GcpHtttp() returns a value for logging that GCP will recognize as details about an HTTP(S) request (and perhaps its response), if placed under the key "httpRequest".

'req' must not be 'nil' but 'resp' and 'start' can be. None of the arguments passed will be modified; 'start' is of type '*time.Time' only to make it simple to omit latency calculations by passing in 'nil'. If 'start' points to a 'time.Time' that .IsZero(), then it is ignored.

When using tracing, this allows GCP logging to display log lines for the same request (if each includes this block) together. So this can be a good thing to add to a context.Context used with your logging. For this to work, you must log a final message that includes all three arguments (as well as using GCP-compatible tracing).

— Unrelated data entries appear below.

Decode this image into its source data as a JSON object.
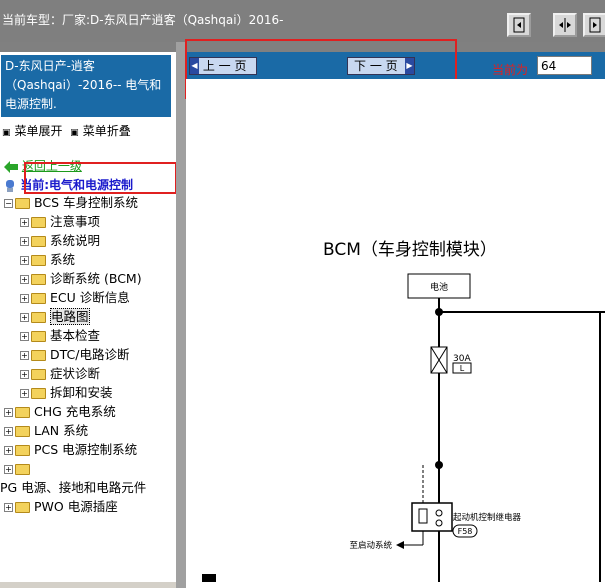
{
  "window": {
    "title": "当前车型：厂家:D-东风日产逍客（Qashqai）2016-"
  },
  "toolbar": {
    "buttons": [
      {
        "icon": "collapse-left-icon"
      },
      {
        "icon": "split-view-icon"
      },
      {
        "icon": "expand-right-icon"
      }
    ]
  },
  "sidebar": {
    "heading": "D-东风日产-逍客（Qashqai）-2016-- 电气和电源控制.",
    "menu_expand": "菜单展开",
    "menu_collapse": "菜单折叠",
    "back_link": "返回上一级",
    "current": "当前:电气和电源控制",
    "tree": [
      {
        "label": "BCS 车身控制系统",
        "level": 0,
        "expanded": true
      },
      {
        "label": "注意事项",
        "level": 1
      },
      {
        "label": "系统说明",
        "level": 1
      },
      {
        "label": "系统",
        "level": 1
      },
      {
        "label": "诊断系统 (BCM)",
        "level": 1
      },
      {
        "label": "ECU 诊断信息",
        "level": 1
      },
      {
        "label": "电路图",
        "level": 1,
        "selected": true
      },
      {
        "label": "基本检查",
        "level": 1
      },
      {
        "label": "DTC/电路诊断",
        "level": 1
      },
      {
        "label": "症状诊断",
        "level": 1
      },
      {
        "label": "拆卸和安装",
        "level": 1
      },
      {
        "label": "CHG 充电系统",
        "level": 0
      },
      {
        "label": "LAN 系统",
        "level": 0
      },
      {
        "label": "PCS 电源控制系统",
        "level": 0
      },
      {
        "label": "",
        "level": 0
      },
      {
        "label": "PG 电源、接地和电路元件",
        "level": -1
      },
      {
        "label": "PWO 电源插座",
        "level": 0
      }
    ]
  },
  "nav": {
    "prev_label": "上 一 页",
    "next_label": "下 一 页",
    "current_label": "当前为",
    "current_page": "64"
  },
  "diagram": {
    "title": "BCM（车身控制模块）",
    "battery_label": "电池",
    "fuse_rating": "30A",
    "fuse_type": "L",
    "relay_label": "起动机控制继电器",
    "relay_connector": "F58",
    "starter_label": "至启动系统"
  },
  "colors": {
    "accent_blue": "#1a6aa6",
    "highlight_red": "#e02020",
    "link_green": "#1c9a1c"
  }
}
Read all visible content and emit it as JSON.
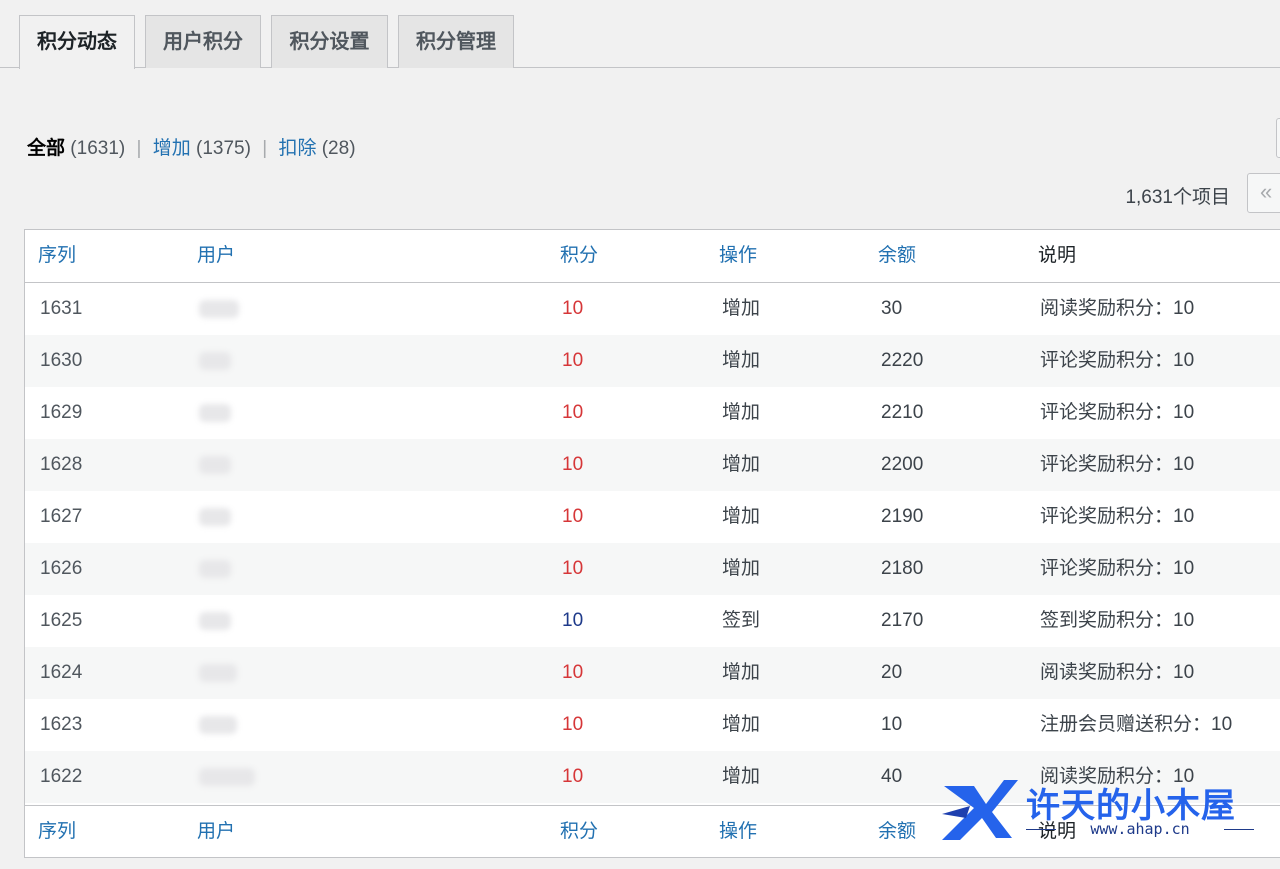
{
  "tabs": [
    {
      "label": "积分动态",
      "active": true
    },
    {
      "label": "用户积分",
      "active": false
    },
    {
      "label": "积分设置",
      "active": false
    },
    {
      "label": "积分管理",
      "active": false
    }
  ],
  "filters": {
    "all_label": "全部",
    "all_count": "(1631)",
    "add_label": "增加",
    "add_count": "(1375)",
    "deduct_label": "扣除",
    "deduct_count": "(28)",
    "separator": "|"
  },
  "pagination": {
    "items_text": "1,631个项目",
    "first_page_symbol": "«"
  },
  "table": {
    "columns": {
      "seq": "序列",
      "user": "用户",
      "points": "积分",
      "operation": "操作",
      "balance": "余额",
      "description": "说明"
    },
    "rows": [
      {
        "seq": "1631",
        "points": "10",
        "operation": "增加",
        "balance": "30",
        "description": "阅读奖励积分：10"
      },
      {
        "seq": "1630",
        "points": "10",
        "operation": "增加",
        "balance": "2220",
        "description": "评论奖励积分：10"
      },
      {
        "seq": "1629",
        "points": "10",
        "operation": "增加",
        "balance": "2210",
        "description": "评论奖励积分：10"
      },
      {
        "seq": "1628",
        "points": "10",
        "operation": "增加",
        "balance": "2200",
        "description": "评论奖励积分：10"
      },
      {
        "seq": "1627",
        "points": "10",
        "operation": "增加",
        "balance": "2190",
        "description": "评论奖励积分：10"
      },
      {
        "seq": "1626",
        "points": "10",
        "operation": "增加",
        "balance": "2180",
        "description": "评论奖励积分：10"
      },
      {
        "seq": "1625",
        "points": "10",
        "operation": "签到",
        "balance": "2170",
        "description": "签到奖励积分：10"
      },
      {
        "seq": "1624",
        "points": "10",
        "operation": "增加",
        "balance": "20",
        "description": "阅读奖励积分：10"
      },
      {
        "seq": "1623",
        "points": "10",
        "operation": "增加",
        "balance": "10",
        "description": "注册会员赠送积分：10"
      },
      {
        "seq": "1622",
        "points": "10",
        "operation": "增加",
        "balance": "40",
        "description": "阅读奖励积分：10"
      }
    ]
  },
  "watermark": {
    "title": "许天的小木屋",
    "url": "www.ahap.cn"
  },
  "colors": {
    "link": "#2271b1",
    "points_add": "#d63638",
    "points_checkin": "#1e3a8a"
  }
}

The following items will be logged (in order in the original JSON, but GCP does not preserve order of JSON keys, understandably), except that some can be omitted depending on what you pass in.

"requestMethod"     E.g. "GET"
"requestUrl"        E.g. "https://cool.me/api/v1"
"protocol"          E.g. "HTTP/1.1"
"status"            E.g. 403
"requestSize"       Omitted if the request body size is not yet known.
"responseSize"      Omitted if 'resp' is 'nil' or body size not known.
"latency"           E.g. "0.1270s".  Omitted if 'start' is 'nil'.
"remoteIp"          E.g. "127.0.0.1"
"serverIp"          Not currently ever included.
"referer"           Omitted if there is no Referer[sic] header.
"userAgent"         Omitted if there is no User-Agent header.

Note that "status" is logged as "0" in the special case where 'resp' is 'nil' but 'start' is not 'nil'. This allows you to make an "access log" entry for cases where you got an error that prevents you from either making or getting an http.Response.

See also GcpHttpF() and GcpRequestAddTrace().

func Map

func Map(pairs ...interface{}) RawMap

Returns a raw list of key/value pairs (lager.RawMap) that can be passed as an argument to another List() or Map() call to construct nested data that can be quickly serialized to JSON.

Dupliate keys all get output. If you need to squash duplicate keys, then call lager.Pairs() instead.

lager.Info(ctx).List("Using", lager.Map("name", name, "age", age))

type Stringer added in v1.1.2

type Stringer interface {
	String() string
}

A Stringer just has a String() method that returns its stringification.